Capsaicin-loaded solid lipid nanoparticles: design, biodistribution, in silico modeling and in vitro cytotoxicity evaluation

• Published in: Nanotechnology Vol. 32; no. 9; p. 095101
• Main Authors: Kunjiappan, Selvaraj, Sankaranarayanan, Murugesan, Karan Kumar, Banoth, Pavadai, Parasuraman, Babkiewicz, Ewa, Maszczyk, Piotr, Glodkowska-Mrowka, Eliza, Arunachalam, Sankarganesh, Ram Kumar Pandian, Sureshbabu, Ravishankar, Vigneshwaran, Baskararaj, Suraj, Vellaichamy, Sivakumar, Arulmani, Lalitha, Panneerselvam, Theivendren
• Format: Journal Article
• Language: English
• Published: England IOP Publishing 26.02.2021
• Subjects: 8-methyl-N-vanillyl-6-nonenamide; Animals; Antineoplastic Agents - chemical synthesis; Antineoplastic Agents - pharmacokinetics; Antineoplastic Agents - pharmacology; apoptosis; Capsaicin - chemical synthesis; Capsaicin - pharmacokinetics; Capsaicin - pharmacology; capsaicinoid; Carcinoma, Hepatocellular - drug therapy; Carcinoma, Hepatocellular - metabolism; Cell Proliferation - drug effects; Cell Survival - drug effects; chilli pepper; CSK Tyrosine-Protein Kinase - metabolism; Drug Design; Gene Expression Regulation, Neoplastic - drug effects; Hep G2 Cells; human liver carcinoma cells; Humans; Inhibitory Concentration 50; Lipids; Liver Neoplasms - drug therapy; Liver Neoplasms - metabolism; Models, Molecular; molecular docking; molecular dynamic simulation; Molecular Dynamics Simulation; Nanoparticles; p38 Mitogen-Activated Protein Kinases - metabolism; Particle Size; Proto-Oncogene Proteins c-abl - metabolism; Rats; Receptors, Vascular Endothelial Growth Factor - chemistry; Receptors, Vascular Endothelial Growth Factor - metabolism; Solubility; Tissue Distribution
• ISSN: 0957-4484; 1361-6528
• DOI: 10.1088/1361-6528/abc57e

Lower doses of capsaicin (8-methyl-N-vanillyl-6-nonenamide) have the potential to serve as an anticancer drug, however, due to its pungency, irritant effect, poor water solubility and high distribution volume often linked to various off-target effects, its therapeutic use is limited.
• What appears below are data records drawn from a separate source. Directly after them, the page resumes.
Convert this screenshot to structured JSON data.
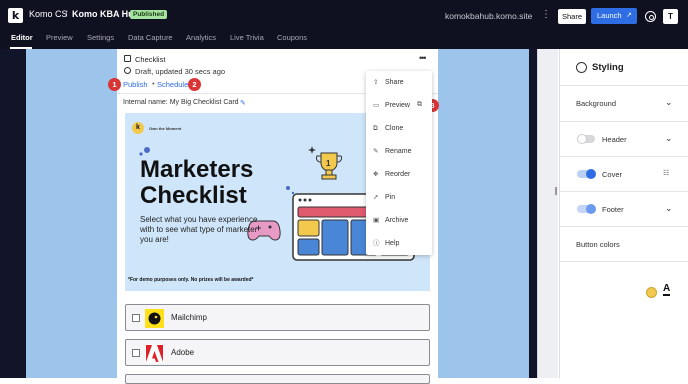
{
  "topbar": {
    "logo_letter": "k",
    "workspace": "Komo CS",
    "separator": "/",
    "hub": "Komo KBA Hub",
    "status": "Published",
    "domain": "komokbahub.komo.site",
    "share_label": "Share",
    "launch_label": "Launch",
    "avatar_initial": "T",
    "kebab": "⋮"
  },
  "tabs": [
    {
      "label": "Editor",
      "active": true
    },
    {
      "label": "Preview"
    },
    {
      "label": "Settings"
    },
    {
      "label": "Data Capture"
    },
    {
      "label": "Analytics"
    },
    {
      "label": "Live Trivia"
    },
    {
      "label": "Coupons"
    }
  ],
  "card": {
    "title": "Checklist",
    "status_text": "Draft, updated 30 secs ago",
    "publish_link": "Publish",
    "separator": "•",
    "schedule_link": "Schedule",
    "internal_name": "Internal name: My Big Checklist Card",
    "hero": {
      "brand_small": "Own the Moment",
      "logo_letter": "k",
      "heading_line1": "Marketers",
      "heading_line2": "Checklist",
      "subtitle": "Select what you have experience with to see what type of marketer you are!",
      "disclaimer": "*For demo purposes only. No prizes will be awarded*"
    },
    "options": [
      {
        "label": "Mailchimp"
      },
      {
        "label": "Adobe"
      }
    ]
  },
  "context_menu": {
    "items": [
      {
        "label": "Share",
        "icon": "share-icon"
      },
      {
        "label": "Preview",
        "icon": "monitor-icon"
      },
      {
        "label": "Clone",
        "icon": "clone-icon"
      },
      {
        "label": "Rename",
        "icon": "rename-icon"
      },
      {
        "label": "Reorder",
        "icon": "move-icon"
      },
      {
        "label": "Pin",
        "icon": "pin-icon"
      },
      {
        "label": "Archive",
        "icon": "archive-icon"
      },
      {
        "label": "Help",
        "icon": "help-icon"
      }
    ]
  },
  "badges": [
    "1",
    "2",
    "3"
  ],
  "styling": {
    "title": "Styling",
    "rows": [
      {
        "label": "Background"
      },
      {
        "label": "Header",
        "toggle": "off"
      },
      {
        "label": "Cover",
        "toggle": "on"
      },
      {
        "label": "Footer",
        "toggle": "on"
      },
      {
        "label": "Button colors"
      }
    ],
    "button_color": "#f2c94c",
    "text_color_glyph": "A"
  },
  "colors": {
    "accent": "#2e6de3",
    "badge": "#d93535",
    "canvas": "#9dc4ea"
  }
}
This study aimed to determine the biodistribution and anticancer efficacy of capsaicin loaded solid lipid nanoparticles (SLNs) in human hepatocellular carcinoma in vitro. In this study, SLNs of stearic acid loaded with capsaicin was formulated by the solvent evaporation-emulsification technique and were instantly characterized for their encapsulation efficiency, morphology, loading capacity, stability, particle size, charge and in vitro drug release profile. Synthesized SLNs were predominantly spherical, 80 nm diameter particles that proved to be biocompatible with good stability in aqueous conditions. In vivo biodistribution studies of the formulated SLNs showed that 48 h after injection in the lateral tail vein, up to 15% of the cells in the liver, 1.04% of the cells in the spleen, 3.05% of the cells in the kidneys, 3.76% of the cells in the heart, 1.31% of the cells in the lungs and 0% of the cells in the brain of rats were determined. Molecular docking studies against the identified targets in HepG2 cells showed that the capsaicin is able to bind Abelson tyrosine-protein kinase, c-Src kinase, p38 MAP kinase and VEGF-receptor. Molecular dynamic simulation showed that capsaicin-VEGF receptor complex is highly stable at 50 nano seconds. The IC50 of capsaicin loaded SLNs in HepG2 cells in vitro was 21.36 g × ml−1. These findings suggest that capsaicin loaded SLNs are stable in circulation for a period up to 3 d, providing a controlled release of loaded capsaicin and enhanced anticancer activity.